This is the third book in the Doris Lessing series “The Children of Violence” which are her semi-autobiographical novels about Martha Quest, initially a young woman living on a farm in Rhodesia who confronts her mostly unambitious family and seeks to run away in the first book, he marries and confronts her immediate regret about conforming to patriarchal culture of young marriage in the second book, and who now finds herself in the midst of a political and intellectual awakening among the Communist intelligentsia of South Africa before WWII here in the third book.
She’s beginning to wonder at this point whether she’s finally landed at her life’s station in terms of intelligence, meaning, purpose, love, happiness, and mission. And I hate to say it, Martha, but you’ve still got growing to do.

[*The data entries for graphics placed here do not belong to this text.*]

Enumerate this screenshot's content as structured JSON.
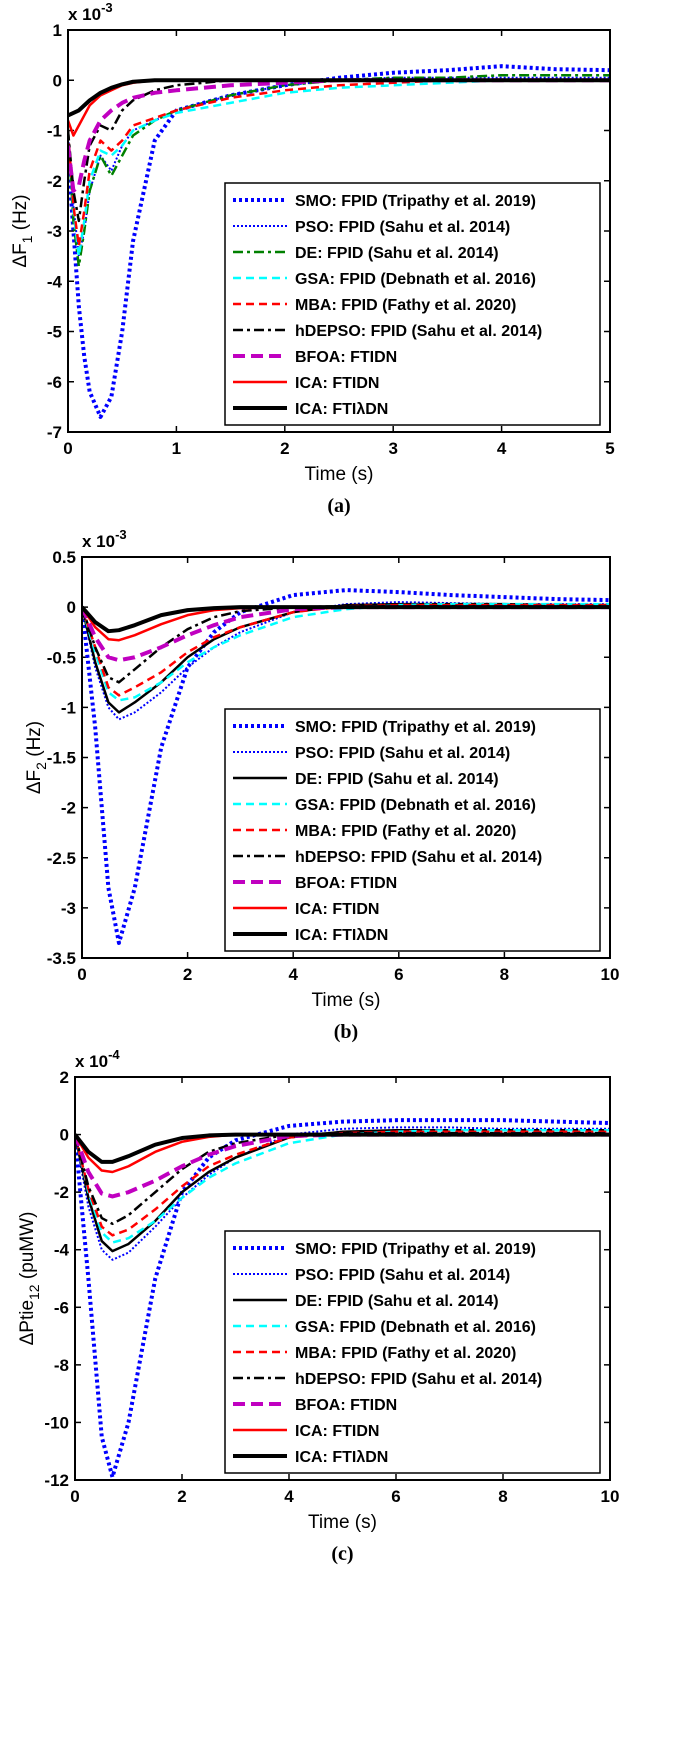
{
  "chart_data": [
    {
      "type": "line",
      "caption": "(a)",
      "xlabel": "Time (s)",
      "ylabel": {
        "main": "ΔF",
        "sub": "1",
        "unit": " (Hz)"
      },
      "multiplier": {
        "base": "x 10",
        "exponent": "-3"
      },
      "legend": "lower right",
      "xlim": [
        0,
        5
      ],
      "xticks": [
        0,
        1,
        2,
        3,
        4,
        5
      ],
      "ylim": [
        -7,
        1
      ],
      "yticks": [
        -7,
        -6,
        -5,
        -4,
        -3,
        -2,
        -1,
        0,
        1
      ],
      "x": [
        0,
        0.05,
        0.1,
        0.15,
        0.2,
        0.3,
        0.4,
        0.5,
        0.6,
        0.8,
        1,
        1.5,
        2,
        2.5,
        3,
        3.5,
        4,
        4.5,
        5
      ],
      "series": [
        {
          "name": "SMO: FPID (Tripathy et al. 2019)",
          "color": "#0000ff",
          "style": "dotted-thick",
          "values": [
            -1.5,
            -3,
            -4.5,
            -5.5,
            -6.2,
            -6.7,
            -6.3,
            -5,
            -3.2,
            -1.2,
            -0.6,
            -0.3,
            -0.1,
            0.05,
            0.15,
            0.2,
            0.28,
            0.22,
            0.2
          ]
        },
        {
          "name": "PSO: FPID (Sahu et al. 2014)",
          "color": "#0000ff",
          "style": "dotted",
          "values": [
            -1,
            -2.5,
            -3.5,
            -3,
            -2.2,
            -1.5,
            -1.8,
            -1.3,
            -1,
            -0.8,
            -0.6,
            -0.3,
            -0.1,
            0,
            0.05,
            0.05,
            0.05,
            0.05,
            0.05
          ]
        },
        {
          "name": "DE: FPID (Sahu et al. 2014)",
          "color": "#008000",
          "style": "dashdot",
          "values": [
            -1,
            -2.8,
            -3.7,
            -3,
            -2.2,
            -1.5,
            -1.9,
            -1.5,
            -1.1,
            -0.8,
            -0.6,
            -0.3,
            -0.1,
            0,
            0.05,
            0.05,
            0.1,
            0.1,
            0.1
          ]
        },
        {
          "name": "GSA: FPID (Debnath et al. 2016)",
          "color": "#00ffff",
          "style": "dashed",
          "values": [
            -1,
            -2.6,
            -3.5,
            -2.8,
            -2,
            -1.4,
            -1.5,
            -1.3,
            -1,
            -0.8,
            -0.65,
            -0.45,
            -0.25,
            -0.15,
            -0.1,
            -0.05,
            0,
            0,
            0
          ]
        },
        {
          "name": "MBA: FPID (Fathy et al. 2020)",
          "color": "#ff0000",
          "style": "dashed",
          "values": [
            -1,
            -2.5,
            -3.3,
            -2.6,
            -1.8,
            -1.2,
            -1.4,
            -1.2,
            -0.9,
            -0.75,
            -0.6,
            -0.35,
            -0.2,
            -0.1,
            -0.05,
            0,
            0,
            0,
            0
          ]
        },
        {
          "name": "hDEPSO: FPID (Sahu et al. 2014)",
          "color": "#000000",
          "style": "dashdot",
          "values": [
            -1,
            -2.2,
            -2.8,
            -2,
            -1.3,
            -0.9,
            -1,
            -0.6,
            -0.4,
            -0.2,
            -0.1,
            0,
            0,
            0,
            0,
            0,
            0,
            0,
            0
          ]
        },
        {
          "name": "BFOA: FTIDN",
          "color": "#c000c0",
          "style": "dashed-thick",
          "values": [
            -1.3,
            -2.2,
            -2.1,
            -1.6,
            -1.2,
            -0.8,
            -0.6,
            -0.45,
            -0.35,
            -0.25,
            -0.2,
            -0.1,
            -0.05,
            0,
            0,
            0,
            0,
            0,
            0
          ]
        },
        {
          "name": "ICA: FTIDN",
          "color": "#ff0000",
          "style": "solid",
          "values": [
            -0.8,
            -1.1,
            -0.9,
            -0.7,
            -0.5,
            -0.3,
            -0.2,
            -0.1,
            -0.05,
            0,
            0,
            0,
            0,
            0,
            0,
            0,
            0,
            0,
            0
          ]
        },
        {
          "name": "ICA: FTIλDN",
          "color": "#000000",
          "style": "solid-thick",
          "values": [
            -0.7,
            -0.65,
            -0.6,
            -0.5,
            -0.4,
            -0.25,
            -0.15,
            -0.08,
            -0.03,
            0,
            0,
            0,
            0,
            0,
            0,
            0,
            0,
            0,
            0
          ]
        }
      ]
    },
    {
      "type": "line",
      "caption": "(b)",
      "xlabel": "Time (s)",
      "ylabel": {
        "main": "ΔF",
        "sub": "2",
        "unit": " (Hz)"
      },
      "multiplier": {
        "base": "x 10",
        "exponent": "-3"
      },
      "legend": "lower right",
      "xlim": [
        0,
        10
      ],
      "xticks": [
        0,
        2,
        4,
        6,
        8,
        10
      ],
      "ylim": [
        -3.5,
        0.5
      ],
      "yticks": [
        -3.5,
        -3,
        -2.5,
        -2,
        -1.5,
        -1,
        -0.5,
        0,
        0.5
      ],
      "x": [
        0,
        0.25,
        0.5,
        0.7,
        1,
        1.5,
        2,
        2.5,
        3,
        4,
        5,
        6,
        7,
        8,
        9,
        10
      ],
      "series": [
        {
          "name": "SMO: FPID (Tripathy et al. 2019)",
          "color": "#0000ff",
          "style": "dotted-thick",
          "values": [
            0,
            -1.2,
            -2.8,
            -3.35,
            -2.8,
            -1.4,
            -0.6,
            -0.25,
            -0.05,
            0.12,
            0.17,
            0.15,
            0.12,
            0.1,
            0.08,
            0.07
          ]
        },
        {
          "name": "PSO: FPID (Sahu et al. 2014)",
          "color": "#0000ff",
          "style": "dotted",
          "values": [
            0,
            -0.6,
            -1,
            -1.12,
            -1.05,
            -0.85,
            -0.6,
            -0.4,
            -0.25,
            -0.05,
            0.03,
            0.05,
            0.04,
            0.03,
            0.03,
            0.03
          ]
        },
        {
          "name": "DE: FPID (Sahu et al. 2014)",
          "color": "#000000",
          "style": "solid",
          "values": [
            0,
            -0.55,
            -0.95,
            -1.05,
            -0.95,
            -0.75,
            -0.5,
            -0.32,
            -0.2,
            -0.05,
            0.02,
            0.03,
            0.03,
            0.03,
            0.02,
            0.02
          ]
        },
        {
          "name": "GSA: FPID (Debnath et al. 2016)",
          "color": "#00ffff",
          "style": "dashed",
          "values": [
            0,
            -0.45,
            -0.85,
            -0.93,
            -0.9,
            -0.75,
            -0.55,
            -0.4,
            -0.28,
            -0.1,
            -0.02,
            0.02,
            0.03,
            0.03,
            0.03,
            0.03
          ]
        },
        {
          "name": "MBA: FPID (Fathy et al. 2020)",
          "color": "#ff0000",
          "style": "dashed",
          "values": [
            0,
            -0.4,
            -0.8,
            -0.88,
            -0.8,
            -0.65,
            -0.45,
            -0.3,
            -0.2,
            -0.05,
            0.01,
            0.02,
            0.02,
            0.02,
            0.02,
            0.02
          ]
        },
        {
          "name": "hDEPSO: FPID (Sahu et al. 2014)",
          "color": "#000000",
          "style": "dashdot",
          "values": [
            0,
            -0.4,
            -0.7,
            -0.75,
            -0.62,
            -0.4,
            -0.22,
            -0.1,
            -0.04,
            0,
            0.01,
            0.01,
            0.01,
            0.01,
            0.01,
            0.01
          ]
        },
        {
          "name": "BFOA: FTIDN",
          "color": "#c000c0",
          "style": "dashed-thick",
          "values": [
            0,
            -0.3,
            -0.5,
            -0.53,
            -0.5,
            -0.4,
            -0.28,
            -0.18,
            -0.1,
            -0.02,
            0,
            0,
            0,
            0,
            0,
            0
          ]
        },
        {
          "name": "ICA: FTIDN",
          "color": "#ff0000",
          "style": "solid",
          "values": [
            0,
            -0.2,
            -0.32,
            -0.33,
            -0.28,
            -0.17,
            -0.08,
            -0.03,
            -0.01,
            0,
            0,
            0,
            0,
            0,
            0,
            0
          ]
        },
        {
          "name": "ICA: FTIλDN",
          "color": "#000000",
          "style": "solid-thick",
          "values": [
            0,
            -0.15,
            -0.24,
            -0.23,
            -0.18,
            -0.08,
            -0.03,
            -0.01,
            0,
            0,
            0,
            0,
            0,
            0,
            0,
            0
          ]
        }
      ]
    },
    {
      "type": "line",
      "caption": "(c)",
      "xlabel": "Time (s)",
      "ylabel": {
        "main": "ΔPtie",
        "sub": "12",
        "unit": " (puMW)"
      },
      "multiplier": {
        "base": "x 10",
        "exponent": "-4"
      },
      "legend": "lower right",
      "xlim": [
        0,
        10
      ],
      "xticks": [
        0,
        2,
        4,
        6,
        8,
        10
      ],
      "ylim": [
        -12,
        2
      ],
      "yticks": [
        -12,
        -10,
        -8,
        -6,
        -4,
        -2,
        0,
        2
      ],
      "x": [
        0,
        0.25,
        0.5,
        0.7,
        1,
        1.5,
        2,
        2.5,
        3,
        4,
        5,
        6,
        7,
        8,
        9,
        10
      ],
      "series": [
        {
          "name": "SMO: FPID (Tripathy et al. 2019)",
          "color": "#0000ff",
          "style": "dotted-thick",
          "values": [
            0,
            -5,
            -10.5,
            -11.9,
            -10,
            -5,
            -2,
            -0.8,
            -0.2,
            0.3,
            0.45,
            0.5,
            0.5,
            0.5,
            0.45,
            0.4
          ]
        },
        {
          "name": "PSO: FPID (Sahu et al. 2014)",
          "color": "#0000ff",
          "style": "dotted",
          "values": [
            0,
            -2.5,
            -4,
            -4.35,
            -4.1,
            -3.2,
            -2.2,
            -1.4,
            -0.8,
            0,
            0.2,
            0.25,
            0.25,
            0.2,
            0.2,
            0.2
          ]
        },
        {
          "name": "DE: FPID (Sahu et al. 2014)",
          "color": "#000000",
          "style": "solid",
          "values": [
            0,
            -2.2,
            -3.7,
            -4.05,
            -3.8,
            -3,
            -2,
            -1.3,
            -0.8,
            -0.1,
            0.1,
            0.15,
            0.15,
            0.15,
            0.15,
            0.15
          ]
        },
        {
          "name": "GSA: FPID (Debnath et al. 2016)",
          "color": "#00ffff",
          "style": "dashed",
          "values": [
            0,
            -2,
            -3.4,
            -3.75,
            -3.6,
            -3,
            -2.2,
            -1.5,
            -1,
            -0.3,
            0,
            0.1,
            0.15,
            0.15,
            0.15,
            0.15
          ]
        },
        {
          "name": "MBA: FPID (Fathy et al. 2020)",
          "color": "#ff0000",
          "style": "dashed",
          "values": [
            0,
            -1.9,
            -3.2,
            -3.5,
            -3.3,
            -2.6,
            -1.8,
            -1.1,
            -0.7,
            -0.1,
            0.05,
            0.1,
            0.1,
            0.1,
            0.1,
            0.1
          ]
        },
        {
          "name": "hDEPSO: FPID (Sahu et al. 2014)",
          "color": "#000000",
          "style": "dashdot",
          "values": [
            0,
            -1.8,
            -2.9,
            -3.1,
            -2.8,
            -2,
            -1.2,
            -0.6,
            -0.3,
            0,
            0.05,
            0.05,
            0.05,
            0.05,
            0.05,
            0.05
          ]
        },
        {
          "name": "BFOA: FTIDN",
          "color": "#c000c0",
          "style": "dashed-thick",
          "values": [
            0,
            -1.3,
            -2.05,
            -2.15,
            -2,
            -1.6,
            -1.1,
            -0.7,
            -0.4,
            -0.05,
            0,
            0,
            0,
            0,
            0,
            0
          ]
        },
        {
          "name": "ICA: FTIDN",
          "color": "#ff0000",
          "style": "solid",
          "values": [
            0,
            -0.8,
            -1.25,
            -1.3,
            -1.1,
            -0.6,
            -0.25,
            -0.08,
            0,
            0,
            0,
            0,
            0,
            0,
            0,
            0
          ]
        },
        {
          "name": "ICA: FTIλDN",
          "color": "#000000",
          "style": "solid-thick",
          "values": [
            0,
            -0.6,
            -0.95,
            -0.95,
            -0.75,
            -0.35,
            -0.12,
            -0.03,
            0,
            0,
            0,
            0,
            0,
            0,
            0,
            0
          ]
        }
      ]
    }
  ]
}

Like a lot of books that came out post-WWII, a lot of the Communist writers from the 30s and 40s find themselves reckoning with unfettered Stalinism after the war. Martha is little different. She realizes of course here that Communism is equally as patriarchal as Capitalism, only of a different flavor, and maybe there’s not yet the thing that she needs in her life at this stage.
What interesting for this novel and for me as a reader is seeing where we go from here given that Lessing already wrote what feels like culminating book on her youth in The Golden Notebook, but there’s two more novels in this series, both written after The Golden Notebook. It will be interesting to see how those books interact with that book.